We wrote about the Dawe v. Equitable Life Insurance Company, 2018 ONSC 3130 back in January. Check out that post here. The Dawe case was notable because the judge in that case awarded Mr. Dawe a notice period of 30 months. The judge also made the comment that he would have awarded Mr. Dawe 36 months of notice, but stopped at 30 because that was what Mr. Dawe had asked for in his Statement of Claim.

30 Months of Notice!!!!

This case caused a stir with employment lawyers because historically 24 months of notice has been the high-water mark. It has been very rare to see a former employee awarded more than 24 months of notice and this would only be the case in “exceptional circumstances.”

Here is that classic nugget verbatim for anyone who is truly curious:

“Although it is true that reasonable notice of employment termination must be determined on a case-specific basis and there is no absolute upper limit or ‘cap’ on what constitutes reasonable notice, generally only exceptional circumstances will support a base notice period in excess of 24 months” Lowndes v. Summit Ford Sales Ltd., 2006 CanLII 14 (ON CA), [2006]

Dawe Overturned

The employer in Dawe, who had been ordered to pay Mr. Dawe an addition 30 months of his salary, appealed the decision. This gave the Ontario Court of Appeal a chance to weigh in. In June the Court of Appeal overturned the first judge’s award of 30 months, reducing it to 24.

Justice Trotter, writing for the court, noted that: “There were no exceptional circumstances that warranted a longer notice period.” Bam!

Why Wasn’t Mr. Dawe’s Case Exceptional?

Mr. Dawe was the Senior Vice President of The Equitable Life Insurance Company of Canada. He worked for Equitable Life for 37 years. He was 62 years old when he was terminated. He had planned to work until age 65 – another 30 months. Equitable Life made Mr. Dawe an offer of 24 months notice, which he rejected.

So why wasn’t Mr. Dawe exceptional?

The first judge made comments about Mr. Dawe’s intention to retire at age 65, and about society’s changing perceptions about retirement. He awarded Mr. Dawe 30 months because of Mr. Dawe’s stated intention to retire at 65. 30 months of reasonable notice put him in the same financial position as if he had worked until just past age 65.

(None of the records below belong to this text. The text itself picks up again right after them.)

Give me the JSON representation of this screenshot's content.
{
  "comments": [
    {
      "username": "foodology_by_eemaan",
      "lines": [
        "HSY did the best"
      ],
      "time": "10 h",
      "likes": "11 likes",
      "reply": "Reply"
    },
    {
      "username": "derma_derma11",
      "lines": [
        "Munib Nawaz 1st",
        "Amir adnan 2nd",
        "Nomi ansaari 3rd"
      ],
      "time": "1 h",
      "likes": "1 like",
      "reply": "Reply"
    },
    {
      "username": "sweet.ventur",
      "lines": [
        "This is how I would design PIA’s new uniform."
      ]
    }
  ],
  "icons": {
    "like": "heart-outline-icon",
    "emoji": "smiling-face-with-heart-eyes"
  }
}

Justice Trotter, for the Court of Appeal, disagreed with the first judge’s emphasis on Mr. Dawe’s retirement plans, stating that Mr. Dawe’s retirement plans did not determine Equitable Life’s obligations to him. Further Justice Trotter found that it was Mr. Dawe who initially requested an “exit” from Equitable Life and therefore his departure could not properly be seen as a forced retirement or a situation of “exceptional circumstances.”

Takeaways

The Court of Appeal’s decision in Dawe affirms the cap of 24 months of notice for long-serving, high-earning employees who are nearing retirement. Equitable Life was right to offer Mr. Dawe 24 months of notice right off the bat. This decision also confirms that an employer does not have an obligation to employ anyone on a contract of indefinite duration until they choose to retire. An employer’s obligation, absent contractual terms dictating otherwise, is to provide reasonable notice of termination to employees which, in all but very rare cases, will be at most 24 months.